Iam in the market in search of a Minimalist Preamp and got pulled towards Morrison ELAD, I saw this piece of message in Don Morrison Website:
(The most important thing about it is that its circuitry is designed around the Analog Devices AD797, a highly advanced op-amp made with a fully complementary IC process. This complex device, consisting of 60 transistors, settles to a full 16-bit resolution in under a microsecond, has a noise spec equivalent to a 50-ohm resistor from 10 Hz to 1MHz, and achieves lower THD + N levels than any discrete audio circuit that has come our way. The preamp consists of two AD797's with associated circuitry - including separate volume controls for each channel)

Looks like it can handle 16 bit resolution at ease, but, how about handling higher bandwidth signals at 24 bit resolution?

Any advice is highly appreciated.

Thank you

sivamayam

Showing 6 responses by eldartford

I don't know anything about this particular OP amp, but..

1...Every OP amp circuit I ever saw had about 60 transistors.
2... Every OP amp circuit I ever saw had a complementary circuit topography. (That's part of the reason for so many transistors).
3... "16 Bit resolution" is a roundabout way of saying it has a dynamic range of 96 dB.

It may be a good preamp and a good OP amp, but I get a bad feeling when specmanship is evident.
I checked out this preamp, and find that it has only 6dB gain, with a switch option for unity gain. It is easy to get distortionless ("transparent") performance from a low or unity gain amp. The trick is to do it with about 30 dB or more gain. I guess you could call this item a "straight wire without gain".
Svenss1...Yes, 30 dB would be a bit high for the line stage, but I was thinking in terms of a phono preamp, where considerably more than 30 dB overall is necessary. Also, the line stage usually has excess gain, which is attenuated by the volume control. The circuitry may actually be producing 4 or 5 volts, which is cut back to the 1 or so that it takes to drive the power amp.

On your "other note" I don't understand it either.
My first reaction to Sean's comment about the benefit of a noise floor much lower than other ICs and far below audibility is "so what". But then I remembered my own experience in designing tests of complex electromechanical equipment, and my insistance, (against strong resistance from bosses and even the customer, the US Navy) on implementing procedures that were significantly more accurate than the test accuracy spec we had to meet.
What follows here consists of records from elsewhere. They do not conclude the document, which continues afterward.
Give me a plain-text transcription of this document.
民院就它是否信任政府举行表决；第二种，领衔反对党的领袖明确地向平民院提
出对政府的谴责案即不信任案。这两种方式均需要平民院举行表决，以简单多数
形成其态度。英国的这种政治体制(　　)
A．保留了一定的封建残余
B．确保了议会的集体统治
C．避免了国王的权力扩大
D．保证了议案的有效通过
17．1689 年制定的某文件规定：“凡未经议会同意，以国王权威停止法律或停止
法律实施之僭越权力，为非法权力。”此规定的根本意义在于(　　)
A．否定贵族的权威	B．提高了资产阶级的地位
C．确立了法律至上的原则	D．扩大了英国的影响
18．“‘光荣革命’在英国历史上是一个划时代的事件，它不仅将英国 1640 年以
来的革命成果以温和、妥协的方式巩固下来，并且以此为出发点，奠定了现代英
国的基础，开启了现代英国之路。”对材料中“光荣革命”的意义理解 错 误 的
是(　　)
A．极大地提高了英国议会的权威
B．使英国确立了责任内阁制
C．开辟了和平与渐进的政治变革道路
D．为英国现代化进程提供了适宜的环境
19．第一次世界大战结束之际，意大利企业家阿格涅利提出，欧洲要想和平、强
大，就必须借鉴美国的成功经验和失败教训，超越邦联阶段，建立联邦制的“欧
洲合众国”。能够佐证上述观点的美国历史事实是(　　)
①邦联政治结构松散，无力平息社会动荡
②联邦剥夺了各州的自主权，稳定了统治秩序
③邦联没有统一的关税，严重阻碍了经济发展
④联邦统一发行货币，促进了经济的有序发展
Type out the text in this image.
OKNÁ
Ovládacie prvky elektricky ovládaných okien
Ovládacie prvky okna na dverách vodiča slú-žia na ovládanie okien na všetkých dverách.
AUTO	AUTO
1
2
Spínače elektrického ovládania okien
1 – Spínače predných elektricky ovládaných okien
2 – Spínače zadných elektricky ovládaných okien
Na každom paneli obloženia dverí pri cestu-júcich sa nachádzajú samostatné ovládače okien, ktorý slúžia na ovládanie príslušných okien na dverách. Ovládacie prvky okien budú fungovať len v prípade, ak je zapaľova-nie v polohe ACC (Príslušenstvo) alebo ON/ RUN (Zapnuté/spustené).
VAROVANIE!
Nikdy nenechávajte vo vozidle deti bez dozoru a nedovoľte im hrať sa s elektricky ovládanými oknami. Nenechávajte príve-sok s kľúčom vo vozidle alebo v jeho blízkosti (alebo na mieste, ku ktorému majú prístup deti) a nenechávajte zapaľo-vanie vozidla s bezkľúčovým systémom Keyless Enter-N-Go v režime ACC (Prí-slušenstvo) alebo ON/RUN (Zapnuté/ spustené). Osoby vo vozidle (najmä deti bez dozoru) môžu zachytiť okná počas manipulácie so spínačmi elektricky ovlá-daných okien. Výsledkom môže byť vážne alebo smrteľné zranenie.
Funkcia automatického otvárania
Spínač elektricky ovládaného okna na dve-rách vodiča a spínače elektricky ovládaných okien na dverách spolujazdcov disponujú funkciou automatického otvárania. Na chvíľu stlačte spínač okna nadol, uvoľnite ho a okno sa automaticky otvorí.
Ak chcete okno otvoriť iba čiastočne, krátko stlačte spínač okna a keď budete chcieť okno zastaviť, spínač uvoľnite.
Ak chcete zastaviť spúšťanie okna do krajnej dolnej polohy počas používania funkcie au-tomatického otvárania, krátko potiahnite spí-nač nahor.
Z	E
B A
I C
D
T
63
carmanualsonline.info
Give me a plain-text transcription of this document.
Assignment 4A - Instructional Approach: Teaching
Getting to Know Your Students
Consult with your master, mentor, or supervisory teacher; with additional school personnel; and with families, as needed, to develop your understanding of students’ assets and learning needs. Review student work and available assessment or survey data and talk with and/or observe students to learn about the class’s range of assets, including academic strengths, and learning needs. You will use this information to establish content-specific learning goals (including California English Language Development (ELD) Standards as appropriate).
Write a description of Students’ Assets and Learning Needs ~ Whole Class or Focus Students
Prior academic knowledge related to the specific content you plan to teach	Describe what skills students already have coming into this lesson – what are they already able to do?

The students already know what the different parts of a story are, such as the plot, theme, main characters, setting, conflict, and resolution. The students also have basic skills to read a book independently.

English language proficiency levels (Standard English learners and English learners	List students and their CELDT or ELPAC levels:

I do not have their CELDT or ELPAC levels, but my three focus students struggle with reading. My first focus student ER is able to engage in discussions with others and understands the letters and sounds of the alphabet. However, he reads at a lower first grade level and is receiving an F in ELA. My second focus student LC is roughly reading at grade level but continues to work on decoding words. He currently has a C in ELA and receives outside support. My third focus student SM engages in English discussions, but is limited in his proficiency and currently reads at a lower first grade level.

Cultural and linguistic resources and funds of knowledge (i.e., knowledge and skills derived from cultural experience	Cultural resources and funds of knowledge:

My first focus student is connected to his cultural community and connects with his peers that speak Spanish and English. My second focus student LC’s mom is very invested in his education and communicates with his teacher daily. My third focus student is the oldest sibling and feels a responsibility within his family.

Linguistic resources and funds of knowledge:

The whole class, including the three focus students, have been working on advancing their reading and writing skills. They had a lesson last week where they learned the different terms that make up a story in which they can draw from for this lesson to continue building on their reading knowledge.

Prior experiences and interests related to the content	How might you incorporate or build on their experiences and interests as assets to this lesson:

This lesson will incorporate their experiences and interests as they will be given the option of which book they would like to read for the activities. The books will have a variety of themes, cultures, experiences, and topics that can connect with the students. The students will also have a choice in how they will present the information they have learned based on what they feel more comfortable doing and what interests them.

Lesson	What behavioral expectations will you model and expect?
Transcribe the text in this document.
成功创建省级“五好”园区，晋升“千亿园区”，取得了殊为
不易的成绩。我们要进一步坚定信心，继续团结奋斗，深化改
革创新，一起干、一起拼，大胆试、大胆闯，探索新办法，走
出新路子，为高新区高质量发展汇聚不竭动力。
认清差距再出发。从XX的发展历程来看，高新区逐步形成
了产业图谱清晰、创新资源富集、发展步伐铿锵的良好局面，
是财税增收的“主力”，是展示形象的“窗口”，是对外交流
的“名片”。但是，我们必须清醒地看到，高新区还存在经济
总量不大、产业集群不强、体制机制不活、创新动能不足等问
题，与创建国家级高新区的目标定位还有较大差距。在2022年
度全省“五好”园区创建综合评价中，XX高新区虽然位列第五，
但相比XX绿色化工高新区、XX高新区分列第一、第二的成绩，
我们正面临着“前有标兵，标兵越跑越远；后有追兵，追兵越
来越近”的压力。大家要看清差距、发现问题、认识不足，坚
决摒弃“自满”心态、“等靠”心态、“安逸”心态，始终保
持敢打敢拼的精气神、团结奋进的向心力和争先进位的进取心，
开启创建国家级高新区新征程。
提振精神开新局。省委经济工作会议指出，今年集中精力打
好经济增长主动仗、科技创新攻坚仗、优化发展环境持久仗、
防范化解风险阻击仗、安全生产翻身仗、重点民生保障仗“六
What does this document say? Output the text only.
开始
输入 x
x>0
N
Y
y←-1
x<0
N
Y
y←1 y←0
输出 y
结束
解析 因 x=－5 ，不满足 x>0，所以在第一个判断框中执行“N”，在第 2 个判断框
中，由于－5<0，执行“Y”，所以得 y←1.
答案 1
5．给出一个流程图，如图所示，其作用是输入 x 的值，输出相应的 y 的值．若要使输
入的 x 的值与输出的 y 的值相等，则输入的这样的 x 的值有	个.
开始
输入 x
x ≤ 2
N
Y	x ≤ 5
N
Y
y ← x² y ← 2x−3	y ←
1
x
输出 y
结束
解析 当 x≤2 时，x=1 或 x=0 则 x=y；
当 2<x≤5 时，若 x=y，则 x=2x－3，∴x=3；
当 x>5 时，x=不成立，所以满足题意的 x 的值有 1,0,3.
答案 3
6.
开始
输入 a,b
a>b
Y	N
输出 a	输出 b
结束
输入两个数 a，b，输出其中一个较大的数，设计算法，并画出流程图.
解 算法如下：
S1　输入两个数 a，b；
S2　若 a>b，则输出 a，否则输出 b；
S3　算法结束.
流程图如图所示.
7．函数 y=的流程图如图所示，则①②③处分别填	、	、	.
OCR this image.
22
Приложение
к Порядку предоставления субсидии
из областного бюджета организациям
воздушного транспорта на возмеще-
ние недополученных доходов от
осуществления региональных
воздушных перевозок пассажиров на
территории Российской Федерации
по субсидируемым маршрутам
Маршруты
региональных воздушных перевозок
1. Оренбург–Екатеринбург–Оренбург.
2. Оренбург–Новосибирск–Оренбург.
My argument was that there will be sources of test error that will come to light later, and so you do each part of the procedure as well as you know how so as to leave room for these circumstances. More than once there was near panic when a new error source was discovered, and I was a hero when I could stand up and say "it's OK. We still meet requirements".

But, this (overly?) conservative approach did cost you poor taxpayers some money :-)
The dean of the mechanical engineering school where I went told us that the final exam would be to design a ten ton crane hook, and stand under it as full load was applied.

For most things, worst case analysis is not conservative enough...a "safety factor" is added. However, sometimes you must go with something less than worst case, so that a failure is not impossible. The best example of this that I know is the plumbing of a multifloor apartment house. You simply cannot design for the situation where every toilet in the building is flushed at the same moment. Few airplanes have the structural strength to withstand aerodynamic forces that the pilot can easily cause by manipulation of the controls. (And I fly to Arazona tomorrow).
Sean...And to lower the tone a bit further, consider the design of residential sewage disposal fields. For ages everyone designed for "worst case" and then made it larger for "good measure".

Turns out that an oversized field is a bad idea. Parts of it will dry out, and the microbes that break down the sewage will die.

In audio (remember that) I once thought to improve a regulated power supply by adding capacitance. Bad idea. The regulator became unstable.

So I guess that every situation must be understood and accomodated in the design.